Greg Johnson exhaled loudly and admitted he was relieved—and a little nervous. The artistic director of the Montana Repertory Theatre had just announced a “new era” for his company: a formal, one-year partnership with the owners of the Crystal Theatre. Under terms of the agreement, the Rep becomes the venue’s exclusive booking agent, and will take the lead in updating the venerable 99-seat performance space.
“One of my dreams for the Montana Rep—and this is going back 18 years now—was to find our own space,” said Johnson, who, like a lot of other local artists, has lamented Missoula’s lack of affordable, professional-level performance venues. “This gives us a chance to work in that direction and reach out to the community without having to go into real estate.”
Johnson says the partnership will have little impact on the Rep’s budget. The Crystal, which has been for sale since restaurant 515 closed in March, will remain on the market and under the ownership of David McEwen and his wife, Shirley. (If a buyer for the restaurant emerges, the couple said their agreement with the Rep would transfer.) Any revenue made from renting the Crystal will be split between the owners and the Rep, and the two parties will share insurance liability.
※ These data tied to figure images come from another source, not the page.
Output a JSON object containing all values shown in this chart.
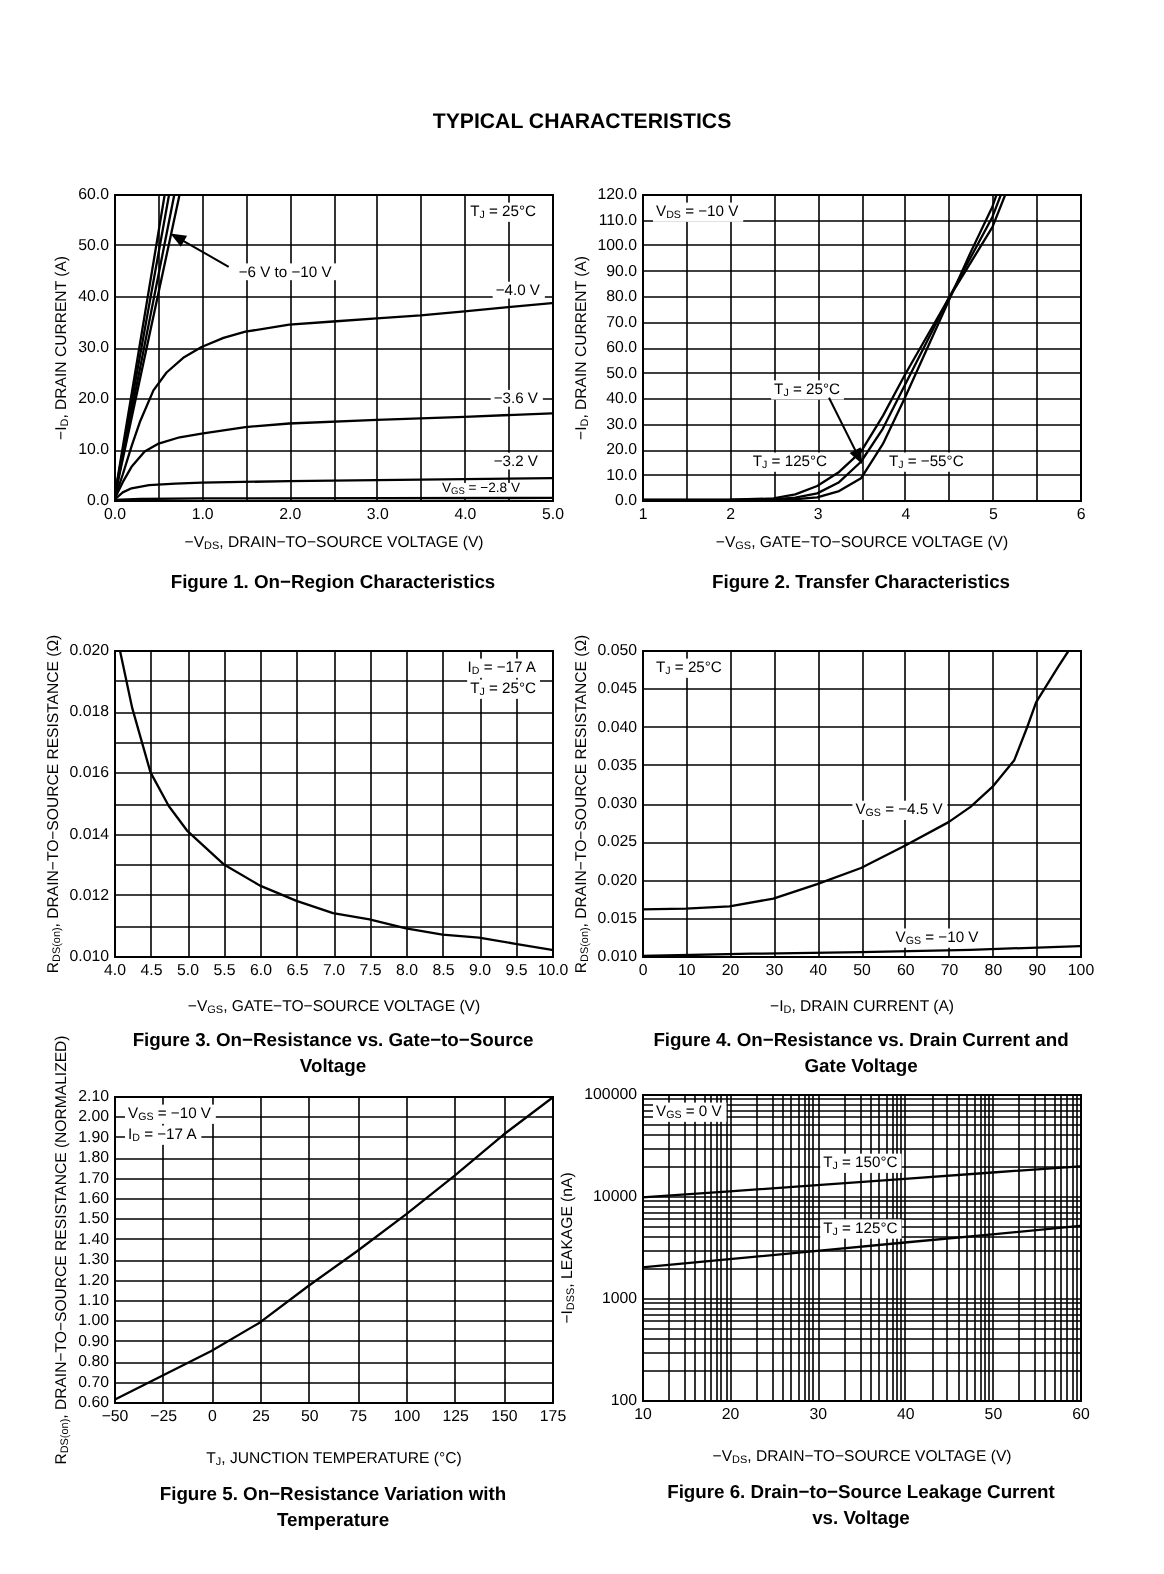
{
  "chart_data": [
    {
      "type": "line",
      "subtitle": "TYPICAL CHARACTERISTICS",
      "title": "Figure 1. On−Region Characteristics",
      "xlabel": "−V$_{DS}$, DRAIN−TO−SOURCE VOLTAGE (V)",
      "ylabel": "−I$_{D}$, DRAIN CURRENT (A)",
      "annotations": [
        "T$_{J}$ = 25°C",
        {
          "text": "−6 V to −10 V",
          "x": 0.67,
          "y": 52
        }
      ],
      "xlim": [
        0,
        5
      ],
      "xticks": [
        {
          "value": 0,
          "label": "0.0"
        },
        {
          "value": 0.5,
          "label": null
        },
        {
          "value": 1,
          "label": "1.0"
        },
        {
          "value": 1.5,
          "label": null
        },
        {
          "value": 2,
          "label": "2.0"
        },
        {
          "value": 2.5,
          "label": null
        },
        {
          "value": 3,
          "label": "3.0"
        },
        {
          "value": 3.5,
          "label": null
        },
        {
          "value": 4,
          "label": "4.0"
        },
        {
          "value": 4.5,
          "label": null
        },
        {
          "value": 5,
          "label": "5.0"
        }
      ],
      "ylim": [
        0,
        60
      ],
      "yticks": [
        {
          "value": 0,
          "label": "0.0"
        },
        {
          "value": 10,
          "label": "10.0"
        },
        {
          "value": 20,
          "label": "20.0"
        },
        {
          "value": 30,
          "label": "30.0"
        },
        {
          "value": 40,
          "label": "40.0"
        },
        {
          "value": 50,
          "label": "50.0"
        },
        {
          "value": 60,
          "label": "60.0"
        }
      ],
      "grid": true,
      "series": [
        {
          "color": "#000000",
          "x": [
            0,
            0.58
          ],
          "values": [
            0,
            60
          ]
        },
        {
          "color": "#000000",
          "x": [
            0,
            0.63
          ],
          "values": [
            0,
            60
          ]
        },
        {
          "color": "#000000",
          "x": [
            0,
            0.69
          ],
          "values": [
            0,
            60
          ]
        },
        {
          "color": "#000000",
          "x": [
            0,
            0.75
          ],
          "values": [
            0,
            60
          ]
        },
        {
          "name": "−4.0 V",
          "color": "#000000",
          "x": [
            0,
            0.1,
            0.2,
            0.3,
            0.45,
            0.6,
            0.8,
            1.0,
            1.25,
            1.5,
            2.0,
            2.5,
            3.0,
            3.5,
            4.0,
            4.5,
            5.0
          ],
          "values": [
            0,
            5,
            10.5,
            15.5,
            21.5,
            25,
            28,
            30,
            31.8,
            33,
            34.4,
            35,
            35.6,
            36.2,
            37,
            37.8,
            38.6
          ]
        },
        {
          "name": "−3.6 V",
          "color": "#000000",
          "x": [
            0,
            0.1,
            0.2,
            0.35,
            0.5,
            0.75,
            1.0,
            1.5,
            2.0,
            3.0,
            4.0,
            5.0
          ],
          "values": [
            0,
            3.5,
            6.5,
            9.5,
            11,
            12.3,
            13,
            14.3,
            15,
            15.7,
            16.3,
            17
          ]
        },
        {
          "name": "−3.2 V",
          "color": "#000000",
          "x": [
            0,
            0.1,
            0.2,
            0.4,
            0.7,
            1.0,
            2.0,
            3.0,
            4.0,
            5.0
          ],
          "values": [
            0,
            1.5,
            2.3,
            2.9,
            3.2,
            3.4,
            3.7,
            3.9,
            4.1,
            4.3
          ]
        },
        {
          "name": "V$_{GS}$ = −2.8 V",
          "color": "#000000",
          "x": [
            0,
            0.3,
            1.0,
            5.0
          ],
          "values": [
            0,
            0.2,
            0.3,
            0.4
          ]
        }
      ]
    },
    {
      "type": "line",
      "title": "Figure 2. Transfer Characteristics",
      "xlabel": "−V$_{GS}$, GATE−TO−SOURCE VOLTAGE (V)",
      "ylabel": "−I$_{D}$, DRAIN CURRENT (A)",
      "annotations": [
        "V$_{DS}$ = −10 V",
        {
          "text": "T$_{J}$ = 25°C",
          "x": 3.5,
          "y": 15
        }
      ],
      "xlim": [
        1,
        6
      ],
      "xticks": [
        1,
        {
          "value": 1.5,
          "label": null
        },
        2,
        {
          "value": 2.5,
          "label": null
        },
        3,
        {
          "value": 3.5,
          "label": null
        },
        4,
        {
          "value": 4.5,
          "label": null
        },
        5,
        {
          "value": 5.5,
          "label": null
        },
        6
      ],
      "ylim": [
        0,
        120
      ],
      "yticks": [
        {
          "value": 0,
          "label": "0.0"
        },
        {
          "value": 10,
          "label": "10.0"
        },
        {
          "value": 20,
          "label": "20.0"
        },
        {
          "value": 30,
          "label": "30.0"
        },
        {
          "value": 40,
          "label": "40.0"
        },
        {
          "value": 50,
          "label": "50.0"
        },
        {
          "value": 60,
          "label": "60.0"
        },
        {
          "value": 70,
          "label": "70.0"
        },
        {
          "value": 80,
          "label": "80.0"
        },
        {
          "value": 90,
          "label": "90.0"
        },
        {
          "value": 100,
          "label": "100.0"
        },
        {
          "value": 110,
          "label": "110.0"
        },
        {
          "value": 120,
          "label": "120.0"
        }
      ],
      "grid": true,
      "series": [
        {
          "color": "#000000",
          "x": [
            1,
            2,
            2.5,
            2.75,
            3,
            3.25,
            3.5,
            3.75,
            4,
            4.25,
            4.5,
            4.75,
            5,
            5.1
          ],
          "values": [
            0,
            0,
            0.2,
            0.9,
            2.6,
            7,
            15,
            28,
            45,
            62,
            79,
            95,
            111,
            120
          ]
        },
        {
          "name": "T$_{J}$ = 125°C",
          "color": "#000000",
          "x": [
            1,
            2,
            2.5,
            2.75,
            3,
            3.25,
            3.5,
            3.75,
            4,
            4.25,
            4.5,
            4.75,
            5,
            5.15
          ],
          "values": [
            0,
            0.1,
            0.6,
            2.2,
            5.5,
            11,
            19,
            33,
            49,
            64,
            79,
            93,
            107,
            120
          ]
        },
        {
          "name": "T$_{J}$ = −55°C",
          "color": "#000000",
          "x": [
            1,
            2,
            2.5,
            2.75,
            3,
            3.25,
            3.5,
            3.75,
            4,
            4.25,
            4.5,
            4.75,
            5,
            5.05
          ],
          "values": [
            0,
            0,
            0,
            0.3,
            1,
            3.5,
            8.5,
            22,
            40,
            59,
            78,
            97,
            115,
            120
          ]
        }
      ]
    },
    {
      "type": "line",
      "title": "Figure 3. On−Resistance vs. Gate−to−Source Voltage",
      "xlabel": "−V$_{GS}$, GATE−TO−SOURCE VOLTAGE (V)",
      "ylabel": "R$_{DS(on)}$, DRAIN−TO−SOURCE RESISTANCE (Ω)",
      "annotations": [
        "I$_{D}$ = −17 A",
        "T$_{J}$ = 25°C"
      ],
      "xlim": [
        4,
        10
      ],
      "xticks": [
        {
          "value": 4,
          "label": "4.0"
        },
        4.5,
        {
          "value": 5,
          "label": "5.0"
        },
        5.5,
        {
          "value": 6,
          "label": "6.0"
        },
        6.5,
        {
          "value": 7,
          "label": "7.0"
        },
        7.5,
        {
          "value": 8,
          "label": "8.0"
        },
        8.5,
        {
          "value": 9,
          "label": "9.0"
        },
        9.5,
        {
          "value": 10,
          "label": "10.0"
        }
      ],
      "ylim": [
        0.01,
        0.02
      ],
      "yticks": [
        {
          "value": 0.01,
          "label": "0.010"
        },
        {
          "value": 0.011,
          "label": null
        },
        {
          "value": 0.012,
          "label": "0.012"
        },
        {
          "value": 0.013,
          "label": null
        },
        {
          "value": 0.014,
          "label": "0.014"
        },
        {
          "value": 0.015,
          "label": null
        },
        {
          "value": 0.016,
          "label": "0.016"
        },
        {
          "value": 0.017,
          "label": null
        },
        {
          "value": 0.018,
          "label": "0.018"
        },
        {
          "value": 0.019,
          "label": null
        },
        {
          "value": 0.02,
          "label": "0.020"
        }
      ],
      "grid": true,
      "series": [
        {
          "color": "#000000",
          "x": [
            4.08,
            4.25,
            4.5,
            4.75,
            5,
            5.5,
            6,
            6.5,
            7,
            7.5,
            8,
            8.5,
            9,
            9.5,
            10
          ],
          "values": [
            0.02,
            0.0181,
            0.016,
            0.0149,
            0.0141,
            0.013,
            0.0123,
            0.0118,
            0.0114,
            0.0112,
            0.0109,
            0.0107,
            0.0106,
            0.0104,
            0.0102
          ]
        }
      ]
    },
    {
      "type": "line",
      "title": "Figure 4. On−Resistance vs. Drain Current and Gate Voltage",
      "xlabel": "−I$_{D}$, DRAIN CURRENT (A)",
      "ylabel": "R$_{DS(on)}$, DRAIN−TO−SOURCE RESISTANCE (Ω)",
      "annotations": [
        "T$_{J}$ = 25°C"
      ],
      "xlim": [
        0,
        100
      ],
      "xticks": [
        0,
        10,
        20,
        30,
        40,
        50,
        60,
        70,
        80,
        90,
        100
      ],
      "ylim": [
        0.01,
        0.05
      ],
      "yticks": [
        {
          "value": 0.01,
          "label": "0.010"
        },
        {
          "value": 0.015,
          "label": "0.015"
        },
        {
          "value": 0.02,
          "label": "0.020"
        },
        {
          "value": 0.025,
          "label": "0.025"
        },
        {
          "value": 0.03,
          "label": "0.030"
        },
        {
          "value": 0.035,
          "label": "0.035"
        },
        {
          "value": 0.04,
          "label": "0.040"
        },
        {
          "value": 0.045,
          "label": "0.045"
        },
        {
          "value": 0.05,
          "label": "0.050"
        }
      ],
      "grid": true,
      "series": [
        {
          "name": "V$_{GS}$ = −4.5 V",
          "color": "#000000",
          "x": [
            0,
            10,
            20,
            30,
            40,
            50,
            60,
            70,
            75,
            80,
            85,
            88,
            90,
            95,
            97.5
          ],
          "values": [
            0.0161,
            0.0162,
            0.0165,
            0.0175,
            0.0194,
            0.0215,
            0.0244,
            0.0275,
            0.0295,
            0.0321,
            0.0356,
            0.04,
            0.0432,
            0.0478,
            0.05
          ]
        },
        {
          "name": "V$_{GS}$ = −10 V",
          "color": "#000000",
          "x": [
            0,
            25,
            50,
            75,
            100
          ],
          "values": [
            0.01,
            0.0103,
            0.0105,
            0.0108,
            0.0113
          ]
        }
      ]
    },
    {
      "type": "line",
      "title": "Figure 5. On−Resistance Variation with Temperature",
      "xlabel": "T$_{J}$, JUNCTION TEMPERATURE (°C)",
      "ylabel": "R$_{DS(on)}$, DRAIN−TO−SOURCE RESISTANCE (NORMALIZED)",
      "annotations": [
        "V$_{GS}$ = −10 V",
        "I$_{D}$ = −17 A"
      ],
      "xlim": [
        -50,
        175
      ],
      "xticks": [
        {
          "value": -50,
          "label": "−50"
        },
        {
          "value": -25,
          "label": "−25"
        },
        0,
        25,
        50,
        75,
        100,
        125,
        150,
        175
      ],
      "ylim": [
        0.6,
        2.1
      ],
      "yticks": [
        {
          "value": 0.6,
          "label": "0.60"
        },
        {
          "value": 0.7,
          "label": "0.70"
        },
        {
          "value": 0.8,
          "label": "0.80"
        },
        {
          "value": 0.9,
          "label": "0.90"
        },
        {
          "value": 1,
          "label": "1.00"
        },
        {
          "value": 1.1,
          "label": "1.10"
        },
        {
          "value": 1.2,
          "label": "1.20"
        },
        {
          "value": 1.3,
          "label": "1.30"
        },
        {
          "value": 1.4,
          "label": "1.40"
        },
        {
          "value": 1.5,
          "label": "1.50"
        },
        {
          "value": 1.6,
          "label": "1.60"
        },
        {
          "value": 1.7,
          "label": "1.70"
        },
        {
          "value": 1.8,
          "label": "1.80"
        },
        {
          "value": 1.9,
          "label": "1.90"
        },
        {
          "value": 2,
          "label": "2.00"
        },
        {
          "value": 2.1,
          "label": "2.10"
        }
      ],
      "grid": true,
      "series": [
        {
          "color": "#000000",
          "x": [
            -50,
            -25,
            0,
            25,
            50,
            75,
            100,
            125,
            150,
            175
          ],
          "values": [
            0.61,
            0.73,
            0.85,
            0.99,
            1.17,
            1.34,
            1.52,
            1.71,
            1.91,
            2.09
          ]
        }
      ]
    },
    {
      "type": "line",
      "title": "Figure 6. Drain−to−Source Leakage Current vs. Voltage",
      "xlabel": "−V$_{DS}$, DRAIN−TO−SOURCE VOLTAGE (V)",
      "ylabel": "−I$_{DSS}$, LEAKAGE (nA)",
      "annotations": [
        "V$_{GS}$ = 0 V"
      ],
      "log": "y",
      "xlim": [
        10,
        60
      ],
      "xticks": [
        10,
        {
          "value": 13,
          "label": null
        },
        {
          "value": 14.8,
          "label": null
        },
        {
          "value": 16,
          "label": null
        },
        {
          "value": 17,
          "label": null
        },
        {
          "value": 17.8,
          "label": null
        },
        {
          "value": 18.5,
          "label": null
        },
        {
          "value": 19,
          "label": null
        },
        {
          "value": 19.5,
          "label": null
        },
        20,
        {
          "value": 23,
          "label": null
        },
        {
          "value": 24.8,
          "label": null
        },
        {
          "value": 26,
          "label": null
        },
        {
          "value": 27,
          "label": null
        },
        {
          "value": 27.8,
          "label": null
        },
        {
          "value": 28.5,
          "label": null
        },
        {
          "value": 29,
          "label": null
        },
        {
          "value": 29.5,
          "label": null
        },
        30,
        {
          "value": 33,
          "label": null
        },
        {
          "value": 34.8,
          "label": null
        },
        {
          "value": 36,
          "label": null
        },
        {
          "value": 37,
          "label": null
        },
        {
          "value": 37.8,
          "label": null
        },
        {
          "value": 38.5,
          "label": null
        },
        {
          "value": 39,
          "label": null
        },
        {
          "value": 39.5,
          "label": null
        },
        40,
        {
          "value": 43,
          "label": null
        },
        {
          "value": 44.8,
          "label": null
        },
        {
          "value": 46,
          "label": null
        },
        {
          "value": 47,
          "label": null
        },
        {
          "value": 47.8,
          "label": null
        },
        {
          "value": 48.5,
          "label": null
        },
        {
          "value": 49,
          "label": null
        },
        {
          "value": 49.5,
          "label": null
        },
        50,
        {
          "value": 53,
          "label": null
        },
        {
          "value": 54.8,
          "label": null
        },
        {
          "value": 56,
          "label": null
        },
        {
          "value": 57,
          "label": null
        },
        {
          "value": 57.8,
          "label": null
        },
        {
          "value": 58.5,
          "label": null
        },
        {
          "value": 59,
          "label": null
        },
        {
          "value": 59.5,
          "label": null
        },
        60
      ],
      "ylim": [
        100,
        100000
      ],
      "yticks": [
        100,
        {
          "value": 200,
          "label": null
        },
        {
          "value": 300,
          "label": null
        },
        {
          "value": 400,
          "label": null
        },
        {
          "value": 500,
          "label": null
        },
        {
          "value": 600,
          "label": null
        },
        {
          "value": 700,
          "label": null
        },
        {
          "value": 800,
          "label": null
        },
        {
          "value": 900,
          "label": null
        },
        1000,
        {
          "value": 2000,
          "label": null
        },
        {
          "value": 3000,
          "label": null
        },
        {
          "value": 4000,
          "label": null
        },
        {
          "value": 5000,
          "label": null
        },
        {
          "value": 6000,
          "label": null
        },
        {
          "value": 7000,
          "label": null
        },
        {
          "value": 8000,
          "label": null
        },
        {
          "value": 9000,
          "label": null
        },
        10000,
        {
          "value": 20000,
          "label": null
        },
        {
          "value": 30000,
          "label": null
        },
        {
          "value": 40000,
          "label": null
        },
        {
          "value": 50000,
          "label": null
        },
        {
          "value": 60000,
          "label": null
        },
        {
          "value": 70000,
          "label": null
        },
        {
          "value": 80000,
          "label": null
        },
        {
          "value": 90000,
          "label": null
        },
        100000
      ],
      "grid": true,
      "series": [
        {
          "name": "T$_{J}$ = 150°C",
          "color": "#000000",
          "x": [
            10,
            20,
            30,
            40,
            50,
            60
          ],
          "values": [
            9700,
            11100,
            12800,
            14700,
            17000,
            19500
          ]
        },
        {
          "name": "T$_{J}$ = 125°C",
          "color": "#000000",
          "x": [
            10,
            20,
            30,
            40,
            50,
            60
          ],
          "values": [
            2000,
            2400,
            2900,
            3500,
            4200,
            5100
          ]
        }
      ]
    }
  ]
}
Johnson says the only significant change to the Rep’s bottom line—which, as the theater-in-residence at the University of Montana, is handled through the institution—is the addition of one full-time employee who will handle the booking.
“One of the main advantages is the incentive to do upgrades,” said David McEwen. “And another thing is, to make sure [the Crystal] doesn’t die, to make sure it doesn’t go away…Shirley and I understand, I think, what this building means to the arts community and we don’t want to see it disappear.”
Johnson says the Crystal will continue to court an array of events—from animation festivals to sit-down concerts—and rental rates will not change. Theatergoers can expect to see upgrades—a new downstairs dressing room, new stage, professional light board, etc.—implemented over the next year, mostly through volunteer efforts and “sweat equity.”
“We have a vision and this is simply the first step,” said Johnson. “This is the first step, we hope, to making this a truly great downtown destination, a place where people who love the arts will come to hang out, eat, drink and stay for some entertainment. We all believe that can happen here.”